Where fly ash is stored in bulk, it is usually stored wet rather than dry so that fugitive dust is minimized. The resulting impoundments (ponds) are typically large and stable for long periods, but any breach of their dams or bunding will be rapid and on a massive scale.

In December 2008 the collapse of an embankment at an impoundment for wet storage of fly ash at the Tennessee Valley Authority’s Kingston Fossil Plant resulted in a major release of 5.4 millon cubic yards of coal fly ash, damaging 3 homes and flowing into the Emory River. Cleanup costs may exceed $100 million. This spill was followed a few weeks later by a smaller TVA-plant spill in Alabama, which contaminated Widows Creek and the Tennessee River.

Contaminants

Fly ash contains trace concentrations of heavy metals and other substances that are known to be detrimental to health in sufficient quantities. Potentially toxic trace elements in coal include arsenic, beryllium, cadmium, barium, chromium, copper, lead, mercury, molybdenum, nickel, radium, selenium, thorium, uranium, vanadium, and zinc. Approximately 10 percent of the mass of coals burned in the United States consists of unburnable mineral material that becomes ash, so the concentration of most trace elements in coal ash is approximately 10 times the concentration in the original coal. A 1997 analysis by the U.S. Geological Survey (USGS) found that fly ash typically contained 10 to 30 ppm of uranium, comparable to the levels found in some granitic rocks, phosphate rock, and black shale.

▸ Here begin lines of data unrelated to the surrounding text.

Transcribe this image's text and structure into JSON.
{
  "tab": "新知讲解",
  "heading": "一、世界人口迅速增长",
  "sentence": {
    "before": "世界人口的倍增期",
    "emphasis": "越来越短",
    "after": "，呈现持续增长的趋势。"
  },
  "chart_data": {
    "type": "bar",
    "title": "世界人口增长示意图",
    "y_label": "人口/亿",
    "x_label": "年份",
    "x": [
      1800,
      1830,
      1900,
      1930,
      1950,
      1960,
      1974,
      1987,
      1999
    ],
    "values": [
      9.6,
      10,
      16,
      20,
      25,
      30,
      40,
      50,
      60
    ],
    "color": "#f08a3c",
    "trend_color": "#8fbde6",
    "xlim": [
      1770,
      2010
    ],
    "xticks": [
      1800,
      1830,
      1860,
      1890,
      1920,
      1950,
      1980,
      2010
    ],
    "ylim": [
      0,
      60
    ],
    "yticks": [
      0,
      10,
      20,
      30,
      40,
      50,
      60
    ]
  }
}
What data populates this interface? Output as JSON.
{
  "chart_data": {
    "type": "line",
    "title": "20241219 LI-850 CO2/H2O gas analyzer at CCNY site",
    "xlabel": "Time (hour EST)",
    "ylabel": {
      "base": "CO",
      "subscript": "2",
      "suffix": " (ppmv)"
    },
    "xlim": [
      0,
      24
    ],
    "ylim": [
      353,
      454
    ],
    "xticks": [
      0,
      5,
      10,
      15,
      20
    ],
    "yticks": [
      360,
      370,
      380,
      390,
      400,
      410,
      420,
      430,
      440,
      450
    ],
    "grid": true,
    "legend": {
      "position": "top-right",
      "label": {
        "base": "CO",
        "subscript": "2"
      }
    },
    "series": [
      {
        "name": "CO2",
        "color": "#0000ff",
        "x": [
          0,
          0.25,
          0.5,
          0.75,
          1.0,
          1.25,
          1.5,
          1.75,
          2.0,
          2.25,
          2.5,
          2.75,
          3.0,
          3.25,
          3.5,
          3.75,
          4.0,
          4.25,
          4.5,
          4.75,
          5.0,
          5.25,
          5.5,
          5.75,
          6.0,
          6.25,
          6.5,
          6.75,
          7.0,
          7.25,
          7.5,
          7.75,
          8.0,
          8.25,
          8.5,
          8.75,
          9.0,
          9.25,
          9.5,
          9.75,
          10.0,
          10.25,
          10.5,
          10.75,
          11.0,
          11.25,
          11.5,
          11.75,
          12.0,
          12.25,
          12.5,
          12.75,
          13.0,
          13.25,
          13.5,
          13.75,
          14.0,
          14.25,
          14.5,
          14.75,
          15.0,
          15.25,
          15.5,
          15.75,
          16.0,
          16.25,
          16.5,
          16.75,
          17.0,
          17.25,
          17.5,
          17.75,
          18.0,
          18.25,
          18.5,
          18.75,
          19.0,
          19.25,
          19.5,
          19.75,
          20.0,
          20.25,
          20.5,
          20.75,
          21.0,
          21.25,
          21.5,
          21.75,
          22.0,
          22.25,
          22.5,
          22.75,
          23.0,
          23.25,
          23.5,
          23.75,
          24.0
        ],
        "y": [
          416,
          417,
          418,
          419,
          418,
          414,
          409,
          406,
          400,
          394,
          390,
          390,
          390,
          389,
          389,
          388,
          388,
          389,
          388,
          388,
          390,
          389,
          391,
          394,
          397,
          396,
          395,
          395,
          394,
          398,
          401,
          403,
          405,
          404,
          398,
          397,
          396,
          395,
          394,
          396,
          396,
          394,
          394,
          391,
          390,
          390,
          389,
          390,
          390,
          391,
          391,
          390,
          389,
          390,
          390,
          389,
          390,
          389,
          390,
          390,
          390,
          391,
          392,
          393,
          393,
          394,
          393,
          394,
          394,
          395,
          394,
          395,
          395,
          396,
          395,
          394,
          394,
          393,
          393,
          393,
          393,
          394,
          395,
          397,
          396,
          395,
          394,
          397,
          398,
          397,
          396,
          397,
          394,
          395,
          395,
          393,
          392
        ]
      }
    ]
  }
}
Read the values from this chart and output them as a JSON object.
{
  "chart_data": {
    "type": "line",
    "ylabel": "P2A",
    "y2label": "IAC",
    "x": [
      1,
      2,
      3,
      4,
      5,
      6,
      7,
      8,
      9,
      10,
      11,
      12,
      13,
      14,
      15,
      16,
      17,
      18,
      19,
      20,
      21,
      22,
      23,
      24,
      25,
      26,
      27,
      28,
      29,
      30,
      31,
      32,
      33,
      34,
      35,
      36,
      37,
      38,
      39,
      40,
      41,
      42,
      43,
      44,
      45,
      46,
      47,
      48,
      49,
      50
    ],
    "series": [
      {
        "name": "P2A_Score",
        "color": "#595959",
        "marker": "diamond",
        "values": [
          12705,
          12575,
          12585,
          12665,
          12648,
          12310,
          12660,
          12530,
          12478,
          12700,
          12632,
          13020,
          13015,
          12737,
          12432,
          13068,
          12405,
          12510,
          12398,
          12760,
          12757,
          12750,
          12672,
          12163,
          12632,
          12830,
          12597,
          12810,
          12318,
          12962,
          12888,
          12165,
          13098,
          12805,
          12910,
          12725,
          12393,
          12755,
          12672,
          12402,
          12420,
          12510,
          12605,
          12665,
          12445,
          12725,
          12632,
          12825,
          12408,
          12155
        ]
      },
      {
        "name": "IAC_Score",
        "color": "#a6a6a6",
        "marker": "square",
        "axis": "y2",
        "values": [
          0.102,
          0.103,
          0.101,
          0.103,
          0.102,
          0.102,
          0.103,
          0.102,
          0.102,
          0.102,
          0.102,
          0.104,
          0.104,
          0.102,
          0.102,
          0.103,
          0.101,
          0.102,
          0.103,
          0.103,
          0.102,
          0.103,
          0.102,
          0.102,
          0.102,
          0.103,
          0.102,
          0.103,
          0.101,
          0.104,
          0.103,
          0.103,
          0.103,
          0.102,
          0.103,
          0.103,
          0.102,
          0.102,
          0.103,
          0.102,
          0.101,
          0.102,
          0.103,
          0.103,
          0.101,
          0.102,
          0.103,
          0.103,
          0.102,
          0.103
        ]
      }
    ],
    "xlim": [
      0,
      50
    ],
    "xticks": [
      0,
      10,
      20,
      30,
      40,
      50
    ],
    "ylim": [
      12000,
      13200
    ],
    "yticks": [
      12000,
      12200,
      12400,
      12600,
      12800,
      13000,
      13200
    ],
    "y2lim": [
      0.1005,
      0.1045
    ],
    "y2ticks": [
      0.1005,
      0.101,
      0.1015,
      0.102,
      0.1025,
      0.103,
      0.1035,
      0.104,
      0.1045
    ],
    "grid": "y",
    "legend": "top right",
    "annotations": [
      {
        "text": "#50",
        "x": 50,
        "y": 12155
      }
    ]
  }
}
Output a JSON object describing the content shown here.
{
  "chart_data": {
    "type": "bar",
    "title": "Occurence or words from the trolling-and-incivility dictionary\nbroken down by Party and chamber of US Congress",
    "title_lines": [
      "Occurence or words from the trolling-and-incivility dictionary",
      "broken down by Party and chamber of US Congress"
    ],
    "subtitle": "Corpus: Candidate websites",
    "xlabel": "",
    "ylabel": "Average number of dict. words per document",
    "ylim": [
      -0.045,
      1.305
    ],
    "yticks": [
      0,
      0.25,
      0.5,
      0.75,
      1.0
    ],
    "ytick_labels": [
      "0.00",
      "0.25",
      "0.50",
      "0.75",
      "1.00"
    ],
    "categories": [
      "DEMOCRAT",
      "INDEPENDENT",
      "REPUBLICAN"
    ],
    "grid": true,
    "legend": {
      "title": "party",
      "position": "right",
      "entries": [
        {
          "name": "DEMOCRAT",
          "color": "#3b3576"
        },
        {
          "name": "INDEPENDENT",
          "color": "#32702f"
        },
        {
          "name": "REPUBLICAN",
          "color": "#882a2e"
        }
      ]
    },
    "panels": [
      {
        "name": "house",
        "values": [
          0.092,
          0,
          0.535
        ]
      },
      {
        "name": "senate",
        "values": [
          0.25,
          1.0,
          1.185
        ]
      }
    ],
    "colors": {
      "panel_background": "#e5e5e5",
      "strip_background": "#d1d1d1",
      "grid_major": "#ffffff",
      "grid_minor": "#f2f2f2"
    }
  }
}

In 2000, the United States Environmental Protection Agency? (EPA) said that coal fly ash did not need to be regulated as a hazardous waste. Studies by the U.S. Geological Survey and others of radioactive elements in coal ash have concluded that fly ash compares with common soils or rocks and should not be the source of alarm. However, community and environmental organizations have documented numerous environmental contamination and damage concerns.

A revised risk assessment approach may change the way coal combustion wastes (CCW) are regulated, according to an August 2007 EPA notice in the Federal Register. In June 2008, the U.S. House of Representatives held an oversight hearing on the Federal government’s role in addressing health and environmental risks of fly ash.

Contamination in Byker

In the 1980s and 1990s, around 2,000 tons of fly ash from local incinerators (used to burn garbage – not coal) were used by the local council deliberately to surface footpaths around the Byker and Walker districts of Newcastle upon Tyne, England. Considerable concern was raised in the local community when this was discovered. Later studies found contamination by dioxins and furans from this fly ash, although no strong evidence for heavy metals (the area has an industrial past that may itself explain the levels that were found).